Madrid avverte: reagiremo
La Catalogna non si ferma: pronti all’indipendenza. E Rajoy manda i soldati
La Catalogna ha deciso: lunedì sarà il giorno dell’indipendenza. L’alt di Madrid: siamo pronti a reagire. Il presidente catalano Puigdemont: «Il re Felipe ci ha deluso». E Rajoy manda i militari.
Non si dorme a Barcellona. La gente è nervosa, tesa. E adesso? Sembrava una provocazione, un esercizio di democrazia partecipata. Sta logorando la vita. La Borsa mette ansia con un -2,85% e le banche catalane Caixa e Sabadell attorno al -10% in una settimana.
Il governo centrale del premier Mariano Rajoy rifiuta ogni mediazione: non ascolta l’anti-sistema Pablo Iglesias e neppure arcivescovi e monsignori inviati dalla Chiesa. «Se il signor Puigdemont — è già diventato «signor» nei comunicati della Moncloa, non più «President» — vuole parlare o negoziare, o vuole mandare un mediatore, sa perfettamente cosa deve fare prima: tornare alla legge».
Altrettanto duro il governo secessionista catalano. Fila a tutta velocità su quella strada che dovrebbe portare nel fine settimana alla proclamazione dei risultati referendari di domenica e all’inizio di settimana prossima, addirittura lunedì, alla Dichiarazione Unilaterale di Indipendenza.
Carles Puigdemont, il President
degli indipendentisti, rompe addirittura ogni cortesia istituzionale. Convoca il suo discorso alla Catalogna il giorno dopo quello del re Filippo VI, ma alla stessa ora. Si rivolge direttamente al capo dello Stato per bacchettarlo, dirgli che ha sbagliato, perso un’occasione per dimostrarsi vicino ai catalani, almeno quelli feriti. «Così no, Maestà!». Un discorso, quello di Puigdemont, ribelle, orgoglioso e molto, molto repubblicano. Chiama a raccolta la sua gente, cerca di tenerne
alto il morale, «non sapete la ammirazione che come popolo stiamo raccogliendo in tutto il mondo».
Cambia lingua e dal catalano passa al castigliano per parlare direttamente a quelli che lui spera saranno concittadini ancora per poco: «Gli spagnoli che ci appoggiano» contro la politica «irresponsabile» e «catastrofica» del governo di Madrid.
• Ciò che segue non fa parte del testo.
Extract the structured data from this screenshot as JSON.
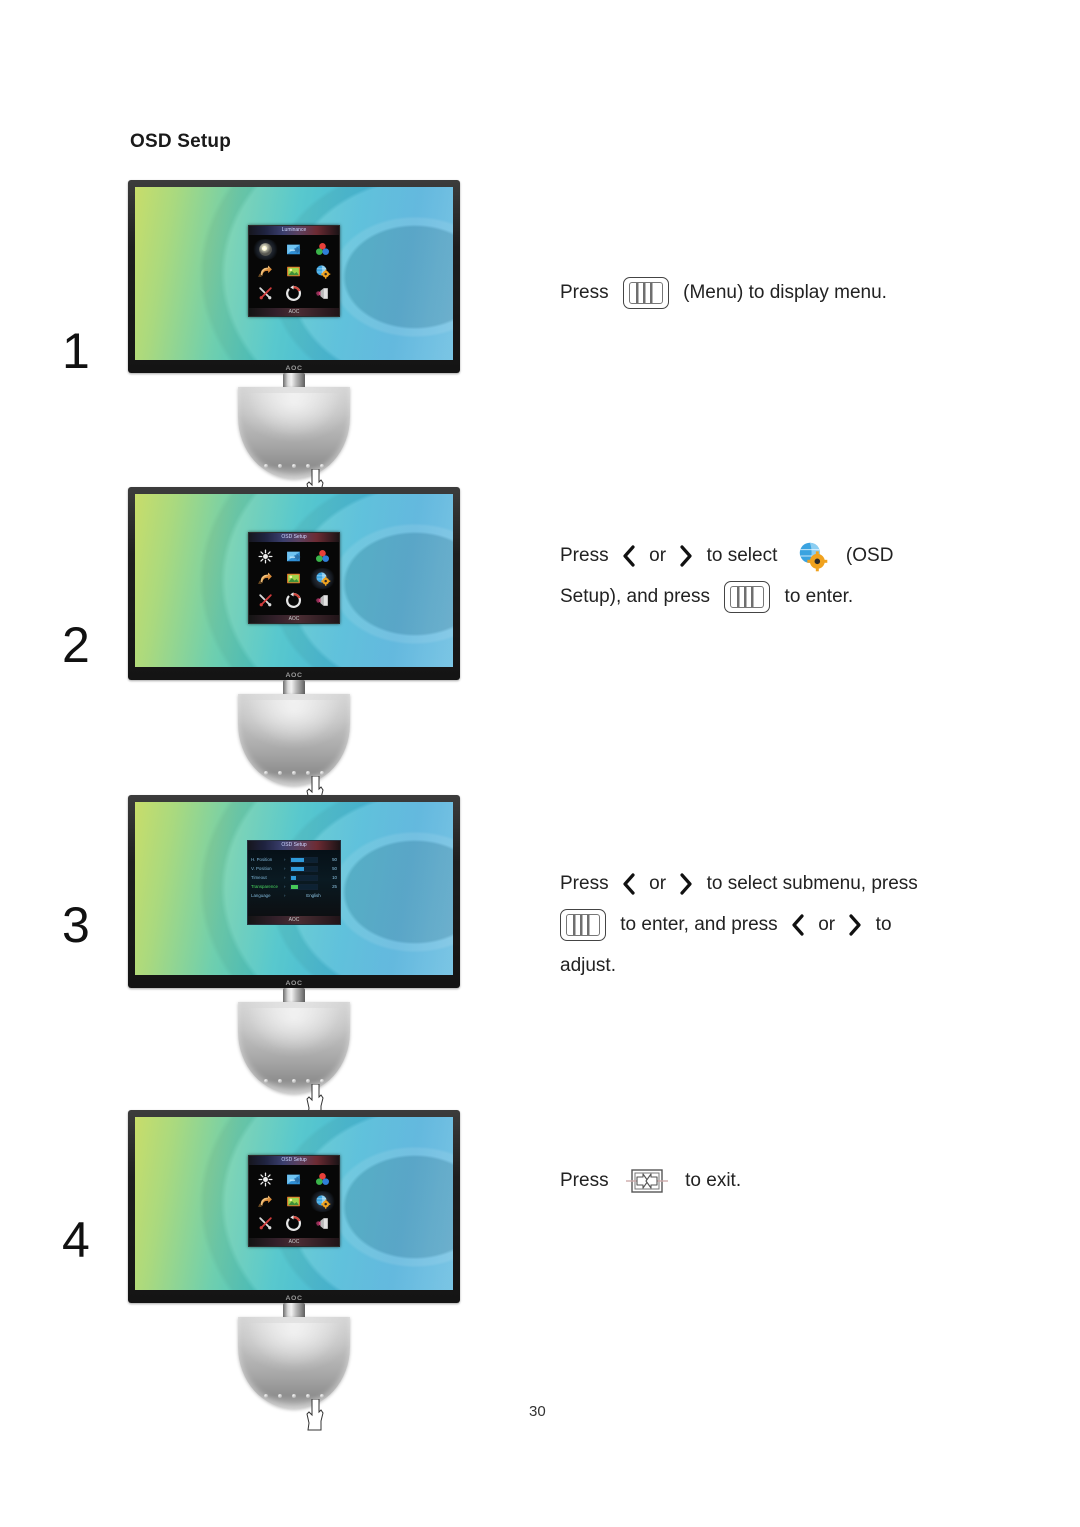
{
  "document": {
    "section_title": "OSD Setup",
    "page_number": "30"
  },
  "osd_menu": {
    "title": "Luminance",
    "brand": "AOC",
    "icons": [
      {
        "name": "luminance-icon",
        "label": "Luminance"
      },
      {
        "name": "image-setup-icon",
        "label": "Image Setup"
      },
      {
        "name": "color-setup-icon",
        "label": "Color Setup"
      },
      {
        "name": "picture-boost-icon",
        "label": "Picture Boost"
      },
      {
        "name": "picture-preview-icon",
        "label": "Picture Preview"
      },
      {
        "name": "osd-setup-icon",
        "label": "OSD Setup"
      },
      {
        "name": "extra-icon",
        "label": "Extra"
      },
      {
        "name": "reset-icon",
        "label": "Reset"
      },
      {
        "name": "exit-icon",
        "label": "Exit"
      }
    ]
  },
  "osd_submenu": {
    "title": "OSD Setup",
    "brand": "AOC",
    "rows": [
      {
        "label": "H. Position",
        "type": "bar",
        "value": "50",
        "percent": 50,
        "active": false
      },
      {
        "label": "V. Position",
        "type": "bar",
        "value": "50",
        "percent": 50,
        "active": false
      },
      {
        "label": "Timeout",
        "type": "bar",
        "value": "10",
        "percent": 18,
        "active": false
      },
      {
        "label": "Transparence",
        "type": "bar",
        "value": "25",
        "percent": 25,
        "active": true
      },
      {
        "label": "Language",
        "type": "option",
        "value": "English",
        "percent": 0,
        "active": false
      }
    ]
  },
  "steps": [
    {
      "number": "1",
      "monitor_state": "menu-closed-highlight-luminance",
      "selected_index": 0,
      "instruction": {
        "lines": [
          [
            {
              "kind": "text",
              "value": "Press "
            },
            {
              "kind": "key",
              "value": "menu-button"
            },
            {
              "kind": "text",
              "value": " (Menu) to display menu."
            }
          ]
        ]
      }
    },
    {
      "number": "2",
      "monitor_state": "menu-open-highlight-osd-setup",
      "selected_index": 5,
      "instruction": {
        "lines": [
          [
            {
              "kind": "text",
              "value": "Press "
            },
            {
              "kind": "chev",
              "value": "chevron-left"
            },
            {
              "kind": "text",
              "value": " or "
            },
            {
              "kind": "chev",
              "value": "chevron-right"
            },
            {
              "kind": "text",
              "value": " to select "
            },
            {
              "kind": "icon",
              "value": "osd-setup-icon"
            },
            {
              "kind": "text",
              "value": " (OSD"
            }
          ],
          [
            {
              "kind": "text",
              "value": "Setup), and press "
            },
            {
              "kind": "key",
              "value": "menu-button"
            },
            {
              "kind": "text",
              "value": " to enter."
            }
          ]
        ]
      }
    },
    {
      "number": "3",
      "monitor_state": "submenu-open",
      "selected_index": 5,
      "instruction": {
        "lines": [
          [
            {
              "kind": "text",
              "value": "Press "
            },
            {
              "kind": "chev",
              "value": "chevron-left"
            },
            {
              "kind": "text",
              "value": " or "
            },
            {
              "kind": "chev",
              "value": "chevron-right"
            },
            {
              "kind": "text",
              "value": " to select submenu, press"
            }
          ],
          [
            {
              "kind": "key",
              "value": "menu-button"
            },
            {
              "kind": "text",
              "value": " to enter, and press "
            },
            {
              "kind": "chev",
              "value": "chevron-left"
            },
            {
              "kind": "text",
              "value": " or "
            },
            {
              "kind": "chev",
              "value": "chevron-right"
            },
            {
              "kind": "text",
              "value": " to"
            }
          ],
          [
            {
              "kind": "text",
              "value": "adjust."
            }
          ]
        ]
      }
    },
    {
      "number": "4",
      "monitor_state": "menu-open-highlight-osd-setup",
      "selected_index": 5,
      "instruction": {
        "lines": [
          [
            {
              "kind": "text",
              "value": "Press "
            },
            {
              "kind": "key",
              "value": "exit-button"
            },
            {
              "kind": "text",
              "value": " to exit."
            }
          ]
        ]
      }
    }
  ],
  "colors": {
    "screen_green": "#c8dd6a",
    "screen_cyan": "#45c2c8",
    "screen_blue": "#3aa6d6",
    "osd_background": "#050505",
    "submenu_active": "#49d760",
    "submenu_text": "#7fb6d8",
    "bezel": "#1e1e1e",
    "stand": "#c2c2c2"
  }
}
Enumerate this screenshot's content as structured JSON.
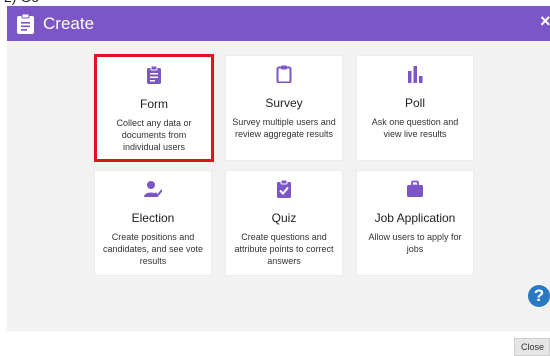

Ma è il cerimoniale, felpato, magari ipocrita che di solito accompagna le relazioni tra poteri dello Stato ad essere
morto e sepolto. Puigdemont lascia, come sempre a parole, la porta aperta al dialogo, ma poi non fa un altro passo verso l’ignoto e ribadisce: «L’indipendenza è questione di giorni». Il partito di sinistra Cup, una dei tre indipendentisti che hanno la maggioranza assoluta nel Parlament, vuole che si proceda subito alla dichiarazione di indipendenza prevista dall’articolo 4 della «legge sul referendum» pure bocciata a Madrid. Puigdemont ha ribadito l’appello per una mediazione internazionale con Madrid. L’Europa, però, l’ha già scartata. Margini di compromesso non sembrano più esserci.
«Il governo» spagnolo «non negozierà su nulla di illegale e non accetta ricatti». È quanto si legge in una dichiarazione diramata dall’ufficio del premier spagnolo, Mariano Rajoy, subito dopo il discorso del leader catalano. «Se il signor Puigdemont vuole parlare o negoziare, o inviare dei mediatori, sa perfettamente cosa fare fare: tornare nella legalità, che non non abbandoneremo mai» prosegue il comunicato aggiungendo che Puigdemont deve «ritirare la minaccia di secessione» da Madrid. Intanto l’esercito spagnolo ha inviato in Catalogna 15 camion carichi di attrezzature per dar manforte ai circa 10mila agenti di polizia e Guardia Civil che si trovano nella regione da giorni.